Republicans largely oppose forming a commission to examine the Jan. 6 Capitol attack, hoping to block out further Donald Trump-induced chaos while they try to retake Congress next year.
The former president is making clear he isn’t going anywhere.
Trump is confiding in allies that he intends to run again in 2024 with one contingency: that he still has a good bill of health, according to two sources close to the former president. That means Trump is going to hang over the Republican Party despite its attempts to rebrand during his exile and its blockade of a Trump-centric investigation into January’s insurrection.
And amid news that the Manhattan district attorney has convened a grand jury that could decide to indict Trump, other executives working for him or the business itself, Trump publicly signaled this week that he’s considering another run. But he may face skepticism from surprising corners of the GOP, as some Republicans who supported him consistently during his presidency have mixed opinions about the possibility of a Trump 2024 campaign, according to interviews with 20 Republicans in both the House and Senate.
“President Trump did a lot of good.

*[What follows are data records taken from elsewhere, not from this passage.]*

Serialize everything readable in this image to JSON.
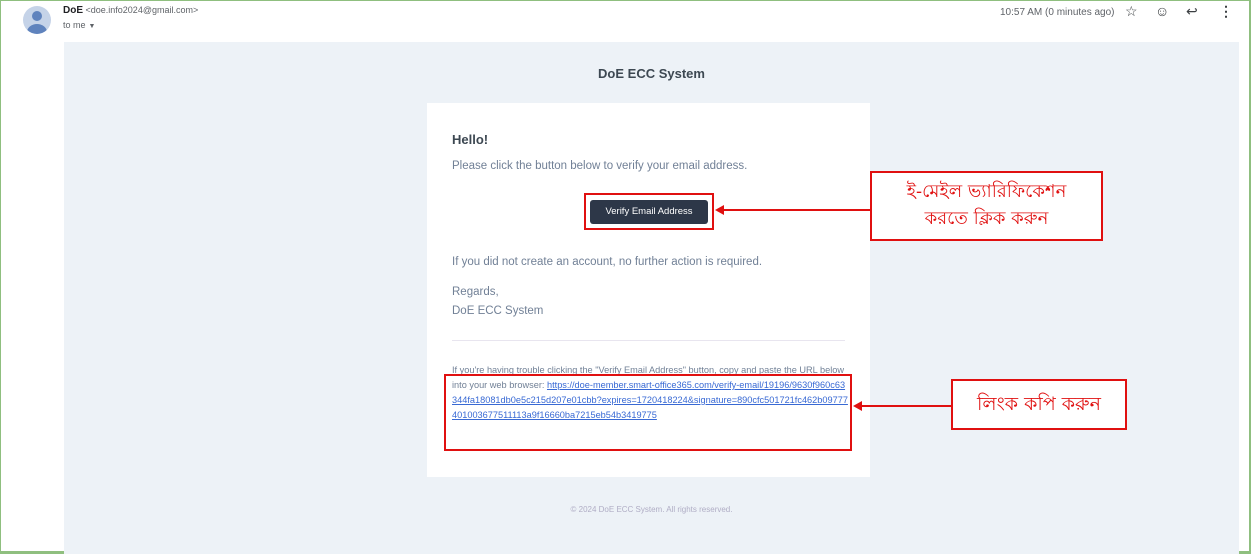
{
  "header": {
    "sender_name": "DoE",
    "sender_email": "<doe.info2024@gmail.com>",
    "recipient": "to me",
    "time": "10:57 AM (0 minutes ago)",
    "icons": [
      "star-icon",
      "emoji-icon",
      "reply-icon",
      "more-vert-icon"
    ]
  },
  "email": {
    "system_title": "DoE ECC System",
    "greeting": "Hello!",
    "intro": "Please click the button below to verify your email address.",
    "button_label": "Verify Email Address",
    "no_action": "If you did not create an account, no further action is required.",
    "regards": "Regards,",
    "signature": "DoE ECC System",
    "trouble_text": "If you're having trouble clicking the \"Verify Email Address\" button, copy and paste the URL below into your web browser: ",
    "link": "https://doe-member.smart-office365.com/verify-email/19196/9630f960c63344fa18081db0e5c215d207e01cbb?expires=1720418224&signature=890cfc501721fc462b09777401003677511113a9f16660ba7215eb54b3419775",
    "footer": "© 2024 DoE ECC System. All rights reserved."
  },
  "annotations": {
    "verify_note_line1": "ই-মেইল ভ্যারিফিকেশন",
    "verify_note_line2": "করতে ক্লিক করুন",
    "link_note": "লিংক কপি করুন",
    "color": "#e01010"
  }
}
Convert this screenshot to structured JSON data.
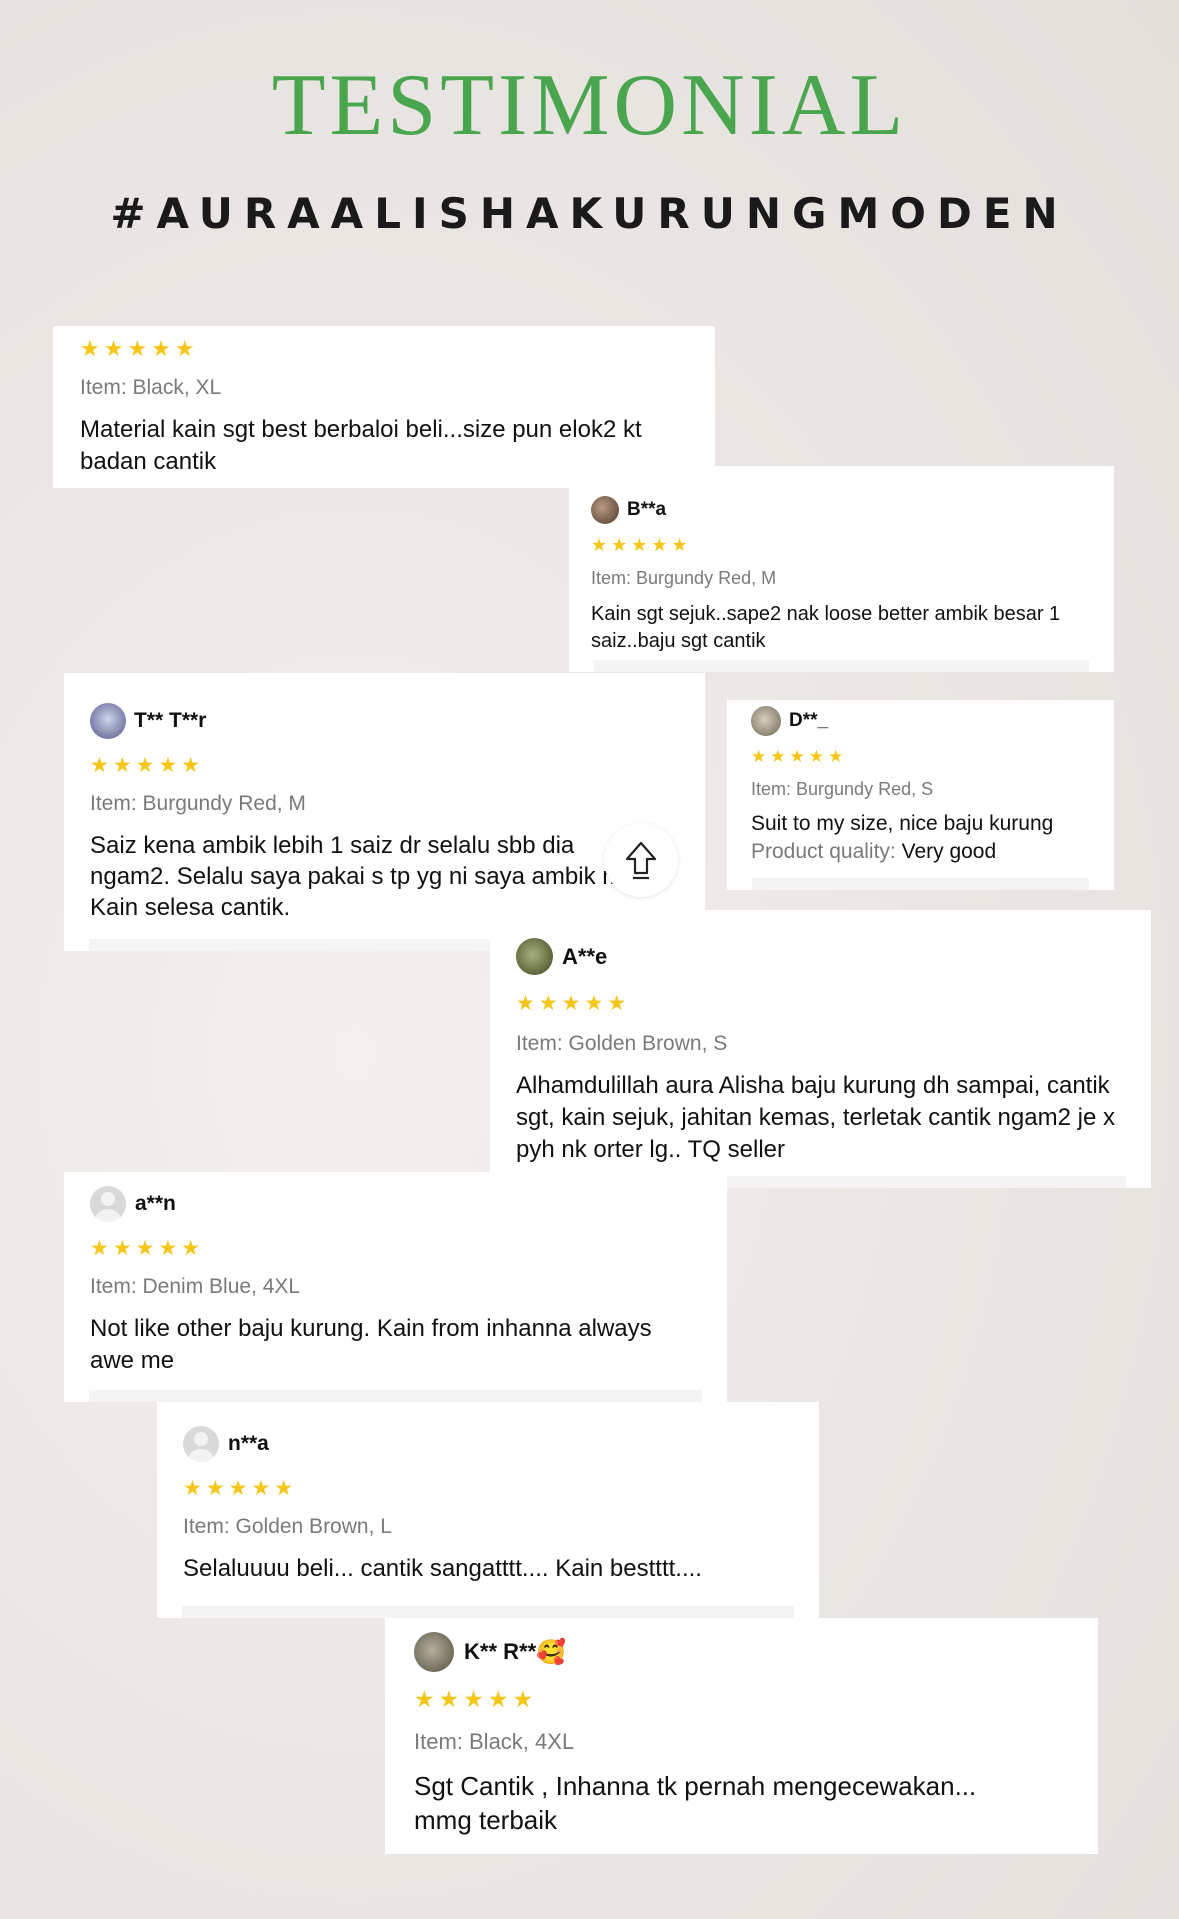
{
  "header": {
    "title": "TESTIMONIAL",
    "hashtag": "#AURAALISHAKURUNGMODEN"
  },
  "stars": "★★★★★",
  "reviews": [
    {
      "user": "",
      "item": "Item: Black, XL",
      "text": "Material kain sgt best berbaloi beli...size pun elok2 kt badan cantik"
    },
    {
      "user": "B**a",
      "item": "Item: Burgundy Red, M",
      "text": "Kain sgt sejuk..sape2 nak loose better ambik besar 1 saiz..baju sgt cantik"
    },
    {
      "user": "T** T**r",
      "item": "Item: Burgundy Red, M",
      "text": "Saiz kena ambik lebih 1 saiz dr selalu sbb dia ngam2. Selalu saya pakai s tp yg ni saya ambik m. Kain selesa cantik."
    },
    {
      "user": "D**_",
      "item": "Item: Burgundy Red, S",
      "text": "Suit to my size, nice baju kurung",
      "quality_label": "Product quality:",
      "quality_value": "Very good"
    },
    {
      "user": "A**e",
      "item": "Item: Golden Brown, S",
      "text": "Alhamdulillah aura Alisha baju kurung dh sampai, cantik sgt, kain sejuk, jahitan kemas, terletak cantik ngam2 je x pyh nk orter lg.. TQ seller"
    },
    {
      "user": "a**n",
      "item": "Item: Denim Blue, 4XL",
      "text": "Not like other baju kurung. Kain from inhanna always awe me"
    },
    {
      "user": "n**a",
      "item": "Item: Golden Brown, L",
      "text": "Selaluuuu beli... cantik sangatttt.... Kain bestttt...."
    },
    {
      "user": "K** R**",
      "emoji": "🥰",
      "item": "Item: Black, 4XL",
      "text": "Sgt Cantik , Inhanna tk pernah mengecewakan... mmg terbaik"
    }
  ],
  "icons": {
    "scroll_top": "arrow-up-icon"
  },
  "colors": {
    "title": "#4aa54f",
    "stars": "#f5c518",
    "item_text": "#7a7a7a"
  }
}
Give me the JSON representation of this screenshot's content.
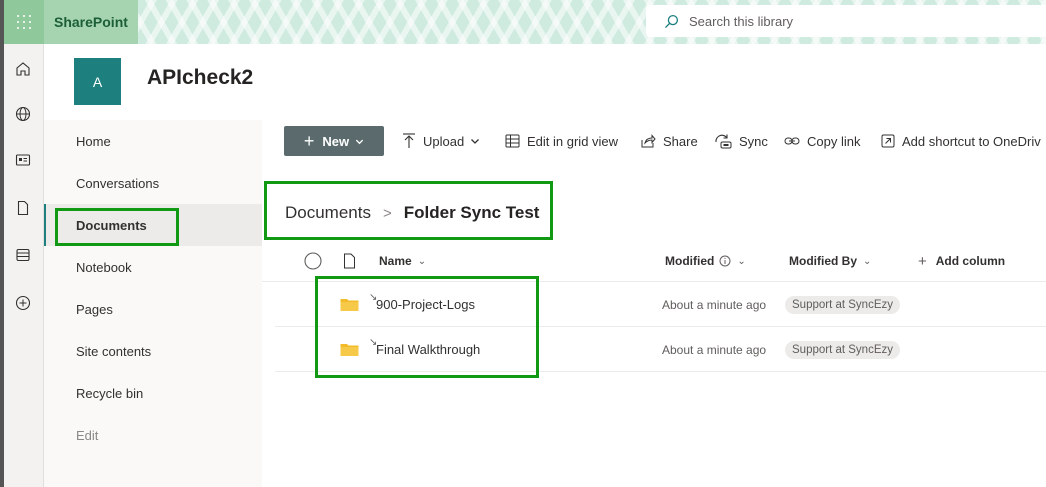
{
  "topbar": {
    "brand": "SharePoint",
    "search_placeholder": "Search this library"
  },
  "site": {
    "logo_letter": "A",
    "title": "APIcheck2"
  },
  "leftnav": {
    "items": [
      {
        "label": "Home"
      },
      {
        "label": "Conversations"
      },
      {
        "label": "Documents"
      },
      {
        "label": "Notebook"
      },
      {
        "label": "Pages"
      },
      {
        "label": "Site contents"
      },
      {
        "label": "Recycle bin"
      },
      {
        "label": "Edit"
      }
    ],
    "selected": "Documents"
  },
  "commandbar": {
    "new_label": "New",
    "upload_label": "Upload",
    "edit_grid_label": "Edit in grid view",
    "share_label": "Share",
    "sync_label": "Sync",
    "copy_link_label": "Copy link",
    "add_shortcut_label": "Add shortcut to OneDriv"
  },
  "breadcrumb": {
    "parent": "Documents",
    "separator": ">",
    "current": "Folder Sync Test"
  },
  "list": {
    "columns": {
      "name": "Name",
      "modified": "Modified",
      "modified_by": "Modified By",
      "add_column": "Add column"
    },
    "rows": [
      {
        "name": "900-Project-Logs",
        "modified": "About a minute ago",
        "modified_by": "Support at SyncEzy"
      },
      {
        "name": "Final Walkthrough",
        "modified": "About a minute ago",
        "modified_by": "Support at SyncEzy"
      }
    ]
  },
  "colors": {
    "accent": "#1e7f7f",
    "new_button": "#5b6b6d",
    "highlight": "#119913",
    "folder": "#f2bb29"
  }
}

But he squandered a lot of his legacy after what happened after Nov. 3. And I think that’s a shame,” said Sen. John Cornyn (R-Texas), who was the GOP whip for Trump’s first two years in office. “Running for president, you’re under a lot of scrutiny. And all I can say is there’s a lot to talk about.”
Even without a Twitter presence, the former president still dominates the Republican water cooler. He’s working to oust those who backed his impeachment, namely Rep. Liz Cheney (R-Wyo.) and Sen. Lisa Murkowski (R-Alaska), as well as boost his preferred candidates in battleground Senate primaries.
Sen. Lindsey Graham (R-S.C.), the middleman between Trump and the Hill GOP these days, said that the ex-president’s plans to devise a still-nascent “America First” messaging drive will put Trump “in charge of the policy agenda.” And Trump’s future, his semi-regular golfing partner suggested, might hinge on how his party handles the next 18 months.
“It’s more likely than not that he does” run, Graham said. “How we do in 2022 will have a big effect on his viability. If we do well in 2022, it helps his cause. I want him to keep the option open.”
Multiple Republicans, however, say Trump’s appeal can be replicated by someone without the baggage of two impeachments, a Capitol riot he stoked, groundless challenges to his election loss and a barrage of inflammatory statements. Those GOP lawmakers believe their party is more competitive than it was five years ago but that Trump himself may no longer be the best standard-bearer.
Of course, most of them would sooner retire than attach their names to that opinion. As one publicly Trump-praising Republican lawmaker put it: “I’d like to see a fresh face. I think we have a lot of them.”
“He’s one of the best presidents we’ve had in terms of policies. But having said that, if it were up to me, I would never have Trump on any ballot ever again because it’s such a distraction,” said another House GOP member, who also insisted on anonymity to speak candidly. “I would love for him to play a behind-the-scenes role and not be on the ballot.”
There’s no shortage of possibilities who could carry a Trumpian mantle to the nomination in 2024: In the Senate, there are Floridians Marco Rubio and Rick Scott, Texan Ted Cruz, Missouri’s Josh Hawley or South Carolina’s Tim Scott. GOP governors from Ron DeSantis in Florida to Kristi Noem in South Dakota are also on everyone’s radar. Then there’s former Trump Secretary of State Mike Pompeo, former U.N. Ambassador Nikki Haley or even Trump’s embattled House acolyte, Rep. Matt Gaetz of Florida.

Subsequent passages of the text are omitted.